Optical Fluorescence Microscopy for Spatially Characterizing Electron Transfer across a Solid-Liquid Interface on Heterogeneous Electrodes

E. Choudhary
National Institute of Standards and Technology,
United States

Keywords: heterogeneous electrocatalysis, fluorescence microscopy, structure/activity relationships


Heterogeneous catalytic materials and electrodes are used for (electro)chemical transformations, including those important for energy storage and utilization. Due to the heterogeneous nature of these materials, activity measurements with sufficient spatial resolution are needed to obtain structure/activity correlations across the different surface features (exposed facets, step edges, lattice defects, grain boundaries, etc.). Advanced measurements that provide such structure/activity correlations will reveal underlying reaction mechanisms and enable engineering of more active materials. Because (electro)catalytic surfaces restructure with changing environments, it is important to perform measurements in operando. So far, spatially resolved activity measurements have been made on electrocatalysts only using scanning electrochemical microscopy methods. Sub-diffraction fluorescence microscopy is well suited to this problem because it can operate in solution with resolution down to a few nm and single-molecule sensitivity. We have applied sub-diffraction fluorescence microscopy to a thin cell containing an electrocatalyst and a solution containing a redox sensitive dye to characterize the reaction at the solid-liquid interface.

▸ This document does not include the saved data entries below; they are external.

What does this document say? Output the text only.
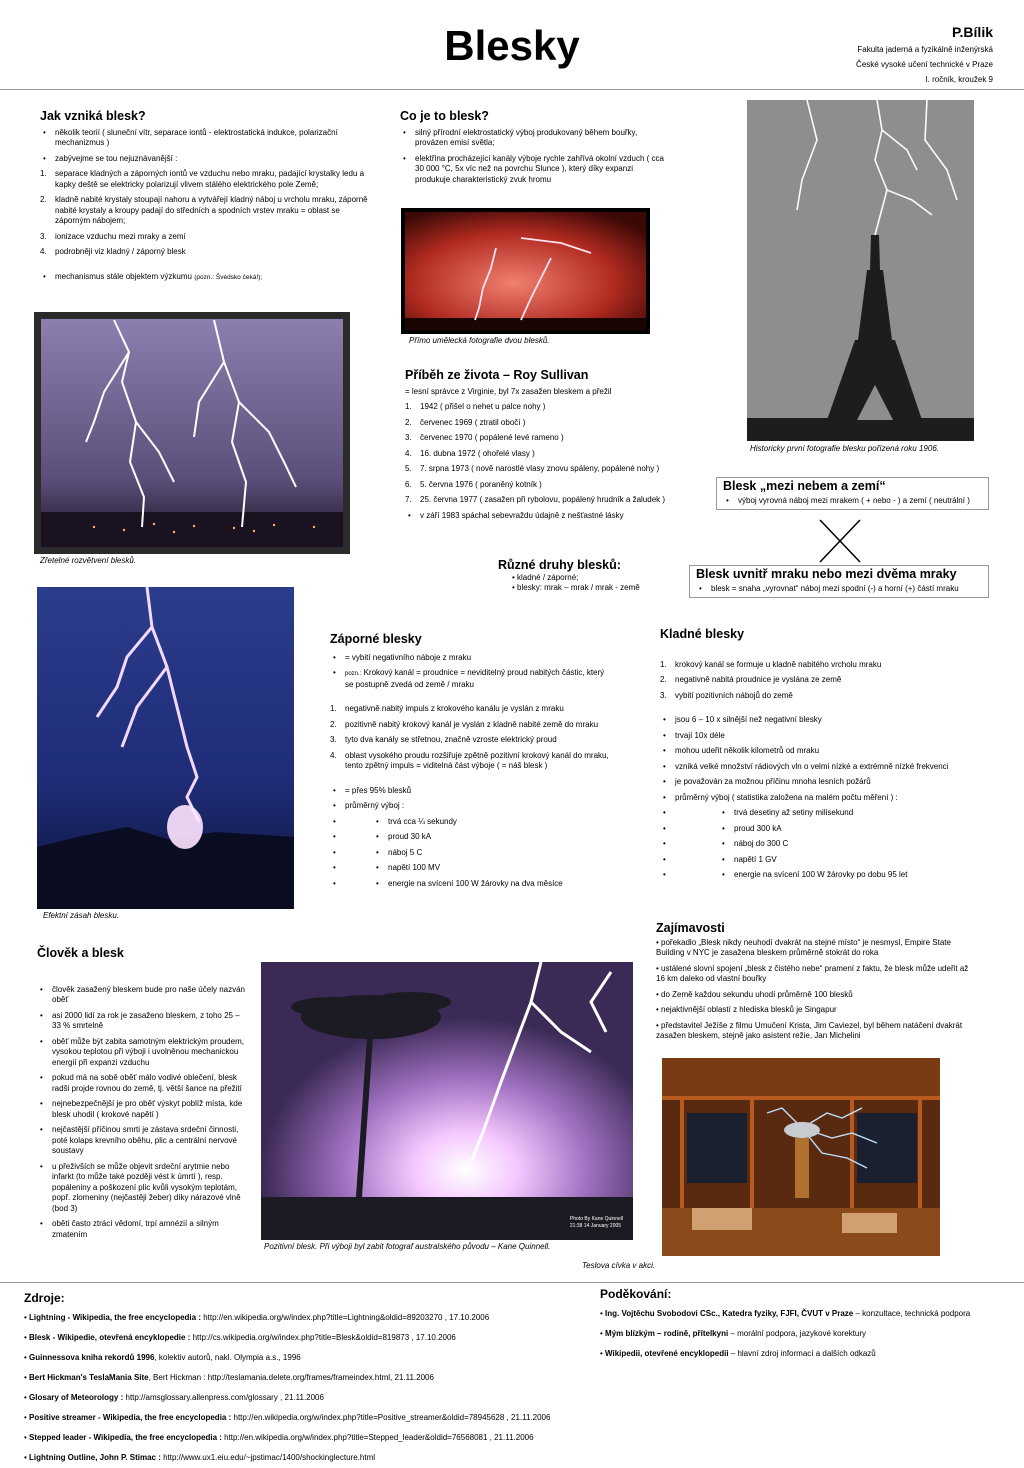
Blesky	P.Bílik
Fakulta jaderná a fyzikálně inženýrská
České vysoké učení technické v Praze
I. ročník, kroužek 9
Jak vzniká blesk?
• několik teorií ( sluneční vítr, separace iontů - elektrostatická indukce, polarizační mechanizmus )
• zabývejme se tou nejuznávanější :
1. separace kladných a záporných iontů ve vzduchu nebo mraku, padající krystalky ledu a kapky deště se elektricky polarizují vlivem stálého elektrického pole Země;
2. kladně nabité krystaly stoupají nahoru a vytvářejí kladný náboj u vrcholu mraku, záporně nabité krystaly a kroupy padají do středních a spodních vrstev mraku = oblast se záporným nábojem;
3. ionizace vzduchu mezi mraky a zemí
4. podrobněji viz kladný / záporný blesk
• mechanismus stále objektem výzkumu (pozn.: Švédsko čeká!);
Zřetelné rozvětvení blesků.
Co je to blesk?
• silný přírodní elektrostatický výboj produkovaný během bouřky, provázen emisí světla;
• elektřina procházející kanály výboje rychle zahřívá okolní vzduch ( cca 30 000 °C, 5x víc než na povrchu Slunce ), který díky expanzi produkuje charakteristický zvuk hromu
Přímo umělecká fotografie dvou blesků.
Historicky první fotografie blesku pořízená roku 1906.
Příběh ze života – Roy Sullivan
= lesní správce z Virginie, byl 7x zasažen bleskem a přežil
1. 1942 ( přišel o nehet u palce nohy )
2. červenec 1969 ( ztratil obočí )
3. červenec 1970 ( popálené levé rameno )
4. 16. dubna 1972 ( ohořelé vlasy )
5. 7. srpna 1973 ( nově narostlé vlasy znovu spáleny, popálené nohy )
6. 5. června 1976 ( poraněný kotník )
7. 25. června 1977 ( zasažen při rybolovu, popálený hrudník a žaludek )
• v září 1983 spáchal sebevraždu údajně z nešťastné lásky
Blesk „mezi nebem a zemí“
• výboj vyrovná náboj mezi mrakem ( + nebo - ) a zemí ( neutrální )
Různé druhy blesků:
• kladné / záporné;
• blesky: mrak – mrak / mrak - země
Blesk uvnitř mraku nebo mezi dvěma mraky
• blesk = snaha „vyrovnat“ náboj mezi spodní (-) a horní (+) částí mraku
Efektní zásah blesku.
Záporné blesky
• = vybití negativního náboje z mraku
• pozn.: Krokový kanál = proudnice = neviditelný proud nabitých částic, který se postupně zvedá od země / mraku
1. negativně nabitý impuls z krokového kanálu je vyslán z mraku
2. pozitivně nabitý krokový kanál je vyslán z kladně nabité země do mraku
3. tyto dva kanály se střetnou, značně vzroste elektrický proud
4. oblast vysokého proudu rozšiřuje zpětně pozitivní krokový kanál do mraku, tento zpětný impuls = viditelná část výboje ( = náš blesk )
• = přes 95% blesků
• průměrný výboj :
• • trvá cca ¼ sekundy
• • proud 30 kA
• • náboj 5 C
• • napětí 100 MV
• • energie na svícení 100 W žárovky na dva měsíce
Kladné blesky
1. krokový kanál se formuje u kladně nabitého vrcholu mraku
2. negativně nabitá proudnice je vyslána ze země
3. vybití pozitivních nábojů do země
• jsou 6 – 10 x silnější než negativní blesky
• trvají 10x déle
• mohou udeřit několik kilometrů od mraku
• vzniká velké množství rádiových vln o velmi nízké a extrémně nízké frekvenci
• je považován za možnou příčinu mnoha lesních požárů
• průměrný výboj ( statistika založena na malém počtu měření ) :
• • trvá desetiny až setiny milisekund
• • proud 300 kA
• • náboj do 300 C
• • napětí 1 GV
• • energie na svícení 100 W žárovky po dobu 95 let
Zajímavosti
• pořekadlo „Blesk nikdy neuhodí dvakrát na stejné místo“ je nesmysl, Empire State Building v NYC je zasažena bleskem průměrně stokrát do roka
• ustálené slovní spojení „blesk z čistého nebe“ pramení z faktu, že blesk může udeřit až 16 km daleko od vlastní bouřky
• do Země každou sekundu uhodí průměrně 100 blesků
• nejaktivnější oblastí z hlediska blesků je Singapur
• představitel Ježíše z filmu Umučení Krista, Jim Caviezel, byl během natáčení dvakrát zasažen bleskem, stejně jako asistent režie, Jan Michelini
Teslova cívka v akci.
Člověk a blesk
• člověk zasažený bleskem bude pro naše účely nazván oběť
• asi 2000 lidí za rok je zasaženo bleskem, z toho 25 – 33 % smrtelně
• oběť může být zabita samotným elektrickým proudem, vysokou teplotou při výboji i uvolněnou mechanickou energií při expanzi vzduchu
• pokud má na sobě oběť málo vodivé oblečení, blesk radši projde rovnou do země, tj. větší šance na přežití
• nejnebezpečnější je pro oběť výskyt poblíž místa, kde blesk uhodil ( krokové napětí )
• nejčastější příčinou smrti je zástava srdeční činnosti, poté kolaps krevního oběhu, plic a centrální nervové soustavy
• u přeživších se může objevit srdeční arytmie nebo infarkt (to může také později vést k úmrtí ), resp. popáleniny a poškození plic kvůli vysokým teplotám, popř. zlomeniny (nejčastěji žeber) díky nárazové vlně (bod 3)
• oběti často ztrácí vědomí, trpí amnézií a silným zmatením
Photo By Kane Quinnell
21:38 14 January 2005
Pozitivní blesk. Při výboji byl zabit fotograf australského původu – Kane Quinnell.
Zdroje:
• Lightning - Wikipedia, the free encyclopedia : http://en.wikipedia.org/w/index.php?title=Lightning&oldid=89203270 , 17.10.2006
• Blesk - Wikipedie, otevřená encyklopedie : http://cs.wikipedia.org/w/index.php?title=Blesk&oldid=819873 , 17.10.2006
• Guinnessova kniha rekordů 1996, kolektiv autorů, nakl. Olympia a.s., 1996
• Bert Hickman's TeslaMania Site, Bert Hickman : http://teslamania.delete.org/frames/frameindex.html, 21.11.2006
• Glosary of Meteorology : http://amsglossary.allenpress.com/glossary , 21.11.2006
• Positive streamer - Wikipedia, the free encyclopedia : http://en.wikipedia.org/w/index.php?title=Positive_streamer&oldid=78945628 , 21.11.2006
• Stepped leader - Wikipedia, the free encyclopedia : http://en.wikipedia.org/w/index.php?title=Stepped_leader&oldid=76568081 , 21.11.2006
• Lightning Outline, John P. Stimac : http://www.ux1.eiu.edu/~jpstimac/1400/shockinglecture.html
Poděkování:
• Ing. Vojtěchu Svobodovi CSc., Katedra fyziky, FJFI, ČVUT v Praze – konzultace, technická podpora
• Mým blízkým – rodině, přítelkyni – morální podpora, jazykové korektury
• Wikipedii, otevřené encyklopedii – hlavní zdroj informací a dalších odkazů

Our chosen dye switches between a nonfluorescent reduced state and a one-electron oxidized bright state, a process that occurs at the electrode surface. This scheme is used to investigate the activity differences on the surface of polycrystalline Pt since it is used as an electrocatalyst for many chemical transformations. The focus of this measurement, in particular, is to differentiate reactivity at grain faces and grain boundaries. A diagram of the experimental scheme is shown below. Ultimately, this method will be extended to study other dye systems and electrode materials.